Já o diretor do Drei, André Santa Cruz, enxerga com bons olhos o crescimento dos MEIs durante a pandemia. Para ele, o número demonstra uma maior formalização do mercado. “Isso demonstra o sucesso das políticas públicas. São pessoas que, historicamente, estavam na informalidade e agora têm a chance de buscar mais proteção e direitos”, afirma.

Porém, uma das limitações para muitos trabalhadores aderirem a MEI é o pagamento mensal de cerca de R$ 58,25. Pode parecer pouco, mas muitos preferem continuar na informalidade para não ter que pagar esse tipo de imposto. Isso impacta diretamente no caixa do governo.

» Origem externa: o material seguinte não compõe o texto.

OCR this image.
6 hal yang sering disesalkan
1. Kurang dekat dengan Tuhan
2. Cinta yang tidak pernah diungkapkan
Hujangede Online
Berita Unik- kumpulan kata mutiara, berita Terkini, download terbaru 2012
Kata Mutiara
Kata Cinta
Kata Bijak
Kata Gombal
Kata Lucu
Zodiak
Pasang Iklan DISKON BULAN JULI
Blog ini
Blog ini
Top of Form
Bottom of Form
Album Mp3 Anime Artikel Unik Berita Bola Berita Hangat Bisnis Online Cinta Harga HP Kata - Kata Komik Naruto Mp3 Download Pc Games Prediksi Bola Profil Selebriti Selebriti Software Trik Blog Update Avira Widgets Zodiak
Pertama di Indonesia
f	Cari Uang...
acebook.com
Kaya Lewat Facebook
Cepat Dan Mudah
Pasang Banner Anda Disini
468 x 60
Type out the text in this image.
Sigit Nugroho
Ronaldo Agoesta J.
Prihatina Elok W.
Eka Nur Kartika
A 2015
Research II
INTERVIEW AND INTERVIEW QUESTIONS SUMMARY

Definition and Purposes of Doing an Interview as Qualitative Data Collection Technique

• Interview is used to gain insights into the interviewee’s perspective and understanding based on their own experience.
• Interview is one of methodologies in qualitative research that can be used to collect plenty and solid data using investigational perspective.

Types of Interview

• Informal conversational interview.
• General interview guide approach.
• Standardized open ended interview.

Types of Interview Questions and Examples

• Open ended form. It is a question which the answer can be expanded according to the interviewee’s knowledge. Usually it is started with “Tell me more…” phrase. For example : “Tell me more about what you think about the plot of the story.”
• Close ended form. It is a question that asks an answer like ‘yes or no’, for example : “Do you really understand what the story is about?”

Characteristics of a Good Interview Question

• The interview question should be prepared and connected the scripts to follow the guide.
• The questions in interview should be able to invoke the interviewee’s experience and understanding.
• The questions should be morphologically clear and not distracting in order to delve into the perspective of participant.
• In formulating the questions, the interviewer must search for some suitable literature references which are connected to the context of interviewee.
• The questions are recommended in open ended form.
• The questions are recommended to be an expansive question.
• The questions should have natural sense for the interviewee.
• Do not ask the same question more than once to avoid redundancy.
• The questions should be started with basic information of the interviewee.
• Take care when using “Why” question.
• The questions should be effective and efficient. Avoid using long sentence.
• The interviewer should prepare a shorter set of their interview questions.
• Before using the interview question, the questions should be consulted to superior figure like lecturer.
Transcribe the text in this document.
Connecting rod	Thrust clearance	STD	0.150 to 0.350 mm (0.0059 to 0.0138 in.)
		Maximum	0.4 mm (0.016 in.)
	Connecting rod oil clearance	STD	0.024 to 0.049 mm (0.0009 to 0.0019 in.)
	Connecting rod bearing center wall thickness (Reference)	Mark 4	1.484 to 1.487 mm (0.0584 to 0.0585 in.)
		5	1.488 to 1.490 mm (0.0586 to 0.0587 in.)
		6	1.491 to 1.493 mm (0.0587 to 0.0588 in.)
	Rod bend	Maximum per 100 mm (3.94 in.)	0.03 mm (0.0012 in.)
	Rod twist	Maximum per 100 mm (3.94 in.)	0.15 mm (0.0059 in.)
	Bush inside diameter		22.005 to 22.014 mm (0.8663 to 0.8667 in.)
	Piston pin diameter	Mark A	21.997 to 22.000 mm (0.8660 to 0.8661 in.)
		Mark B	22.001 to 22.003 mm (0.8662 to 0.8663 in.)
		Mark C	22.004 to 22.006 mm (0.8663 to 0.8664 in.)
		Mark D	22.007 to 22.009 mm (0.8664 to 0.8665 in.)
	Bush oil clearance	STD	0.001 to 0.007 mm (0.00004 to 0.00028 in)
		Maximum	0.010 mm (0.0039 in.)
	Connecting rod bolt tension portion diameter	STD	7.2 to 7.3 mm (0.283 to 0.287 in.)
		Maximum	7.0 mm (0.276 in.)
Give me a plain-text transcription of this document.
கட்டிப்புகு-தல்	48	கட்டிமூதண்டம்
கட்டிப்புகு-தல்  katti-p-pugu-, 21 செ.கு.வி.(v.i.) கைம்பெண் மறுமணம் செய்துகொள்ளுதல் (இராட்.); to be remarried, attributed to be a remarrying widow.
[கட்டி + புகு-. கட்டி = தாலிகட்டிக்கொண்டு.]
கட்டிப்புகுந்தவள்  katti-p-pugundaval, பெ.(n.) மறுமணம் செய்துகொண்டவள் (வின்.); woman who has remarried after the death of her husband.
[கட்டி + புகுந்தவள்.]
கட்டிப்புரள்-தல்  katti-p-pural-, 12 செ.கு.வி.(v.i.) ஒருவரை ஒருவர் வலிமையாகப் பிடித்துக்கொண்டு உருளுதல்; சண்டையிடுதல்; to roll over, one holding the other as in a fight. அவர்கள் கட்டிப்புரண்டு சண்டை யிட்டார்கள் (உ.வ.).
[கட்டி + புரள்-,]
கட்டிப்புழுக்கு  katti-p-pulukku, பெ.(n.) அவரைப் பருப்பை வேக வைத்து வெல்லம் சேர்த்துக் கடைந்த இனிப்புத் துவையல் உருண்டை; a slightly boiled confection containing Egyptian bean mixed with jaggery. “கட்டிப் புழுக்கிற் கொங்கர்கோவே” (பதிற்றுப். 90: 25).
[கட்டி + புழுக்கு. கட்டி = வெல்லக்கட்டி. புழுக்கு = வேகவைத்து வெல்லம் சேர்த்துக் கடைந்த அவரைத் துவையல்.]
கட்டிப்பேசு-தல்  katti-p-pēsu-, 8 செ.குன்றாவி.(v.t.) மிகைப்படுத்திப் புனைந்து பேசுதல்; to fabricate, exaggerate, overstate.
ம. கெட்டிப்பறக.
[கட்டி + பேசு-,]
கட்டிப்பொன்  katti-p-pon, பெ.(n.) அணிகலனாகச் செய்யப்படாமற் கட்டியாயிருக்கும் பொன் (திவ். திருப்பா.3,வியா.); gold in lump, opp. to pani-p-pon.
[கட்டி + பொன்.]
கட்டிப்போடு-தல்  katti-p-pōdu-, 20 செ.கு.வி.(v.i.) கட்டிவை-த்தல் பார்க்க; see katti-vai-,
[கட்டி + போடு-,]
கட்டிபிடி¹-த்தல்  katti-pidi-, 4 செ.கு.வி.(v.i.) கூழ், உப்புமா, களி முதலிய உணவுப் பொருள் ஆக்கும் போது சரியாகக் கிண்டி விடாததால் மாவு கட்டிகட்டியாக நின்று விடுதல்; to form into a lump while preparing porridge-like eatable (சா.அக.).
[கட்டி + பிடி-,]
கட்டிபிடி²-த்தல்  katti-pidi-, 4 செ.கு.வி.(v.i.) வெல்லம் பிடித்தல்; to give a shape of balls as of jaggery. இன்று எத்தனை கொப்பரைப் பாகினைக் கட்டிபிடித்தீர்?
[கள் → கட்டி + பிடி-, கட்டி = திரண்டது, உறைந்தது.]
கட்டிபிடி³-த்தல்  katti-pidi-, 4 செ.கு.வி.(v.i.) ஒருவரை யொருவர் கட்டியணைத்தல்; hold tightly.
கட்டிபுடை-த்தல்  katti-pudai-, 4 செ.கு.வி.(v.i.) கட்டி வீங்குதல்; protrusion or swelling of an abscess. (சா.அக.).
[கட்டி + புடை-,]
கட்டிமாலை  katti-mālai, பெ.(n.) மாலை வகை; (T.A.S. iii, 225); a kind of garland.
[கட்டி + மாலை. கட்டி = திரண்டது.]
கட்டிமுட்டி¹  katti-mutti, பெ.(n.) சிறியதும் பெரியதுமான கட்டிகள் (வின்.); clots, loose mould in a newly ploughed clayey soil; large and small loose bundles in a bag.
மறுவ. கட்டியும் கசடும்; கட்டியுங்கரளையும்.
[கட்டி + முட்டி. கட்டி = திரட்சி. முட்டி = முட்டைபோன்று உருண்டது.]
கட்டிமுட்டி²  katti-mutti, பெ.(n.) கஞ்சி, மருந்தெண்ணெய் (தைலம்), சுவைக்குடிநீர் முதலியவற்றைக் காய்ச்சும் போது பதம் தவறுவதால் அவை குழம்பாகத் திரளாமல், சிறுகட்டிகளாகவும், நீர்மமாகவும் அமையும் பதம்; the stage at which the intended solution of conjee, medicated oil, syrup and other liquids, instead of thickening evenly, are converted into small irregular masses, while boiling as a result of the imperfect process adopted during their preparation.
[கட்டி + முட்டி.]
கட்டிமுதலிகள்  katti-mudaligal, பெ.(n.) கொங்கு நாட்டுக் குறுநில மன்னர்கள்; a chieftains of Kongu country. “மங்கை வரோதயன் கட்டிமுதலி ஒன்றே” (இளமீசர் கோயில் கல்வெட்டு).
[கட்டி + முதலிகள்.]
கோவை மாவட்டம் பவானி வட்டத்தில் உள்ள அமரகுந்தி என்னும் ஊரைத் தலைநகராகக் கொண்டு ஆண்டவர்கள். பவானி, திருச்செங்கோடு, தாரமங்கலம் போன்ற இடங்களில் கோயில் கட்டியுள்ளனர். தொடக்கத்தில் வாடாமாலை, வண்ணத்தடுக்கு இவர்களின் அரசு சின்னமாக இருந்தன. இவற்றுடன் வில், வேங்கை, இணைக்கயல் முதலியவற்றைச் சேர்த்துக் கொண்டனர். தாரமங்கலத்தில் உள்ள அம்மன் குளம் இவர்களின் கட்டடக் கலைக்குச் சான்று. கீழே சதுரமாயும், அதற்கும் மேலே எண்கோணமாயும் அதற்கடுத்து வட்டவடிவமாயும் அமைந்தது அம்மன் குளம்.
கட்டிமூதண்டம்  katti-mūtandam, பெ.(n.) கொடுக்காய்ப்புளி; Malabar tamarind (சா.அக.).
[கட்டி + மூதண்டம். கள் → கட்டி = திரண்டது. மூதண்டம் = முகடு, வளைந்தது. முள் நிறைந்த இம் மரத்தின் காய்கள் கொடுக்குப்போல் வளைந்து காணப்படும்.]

Porém, assim como Santa Cruz, o diretor do Sebrae acredita que o crescimento de empresas continuará sendo uma tendência global. “Cada vez mais, assim como na Europa, nos Estados Unidos e Japão, vão se fortalecer as pequenas e médias empresas na cadeia produtiva. Eu vejo o copo meio cheio. Tem um lado positivo nisso, que é a pessoa deixar de ser um caçador de emprego e passar a ter mais liberdade, equilíbrio e renda”, comenta Poit.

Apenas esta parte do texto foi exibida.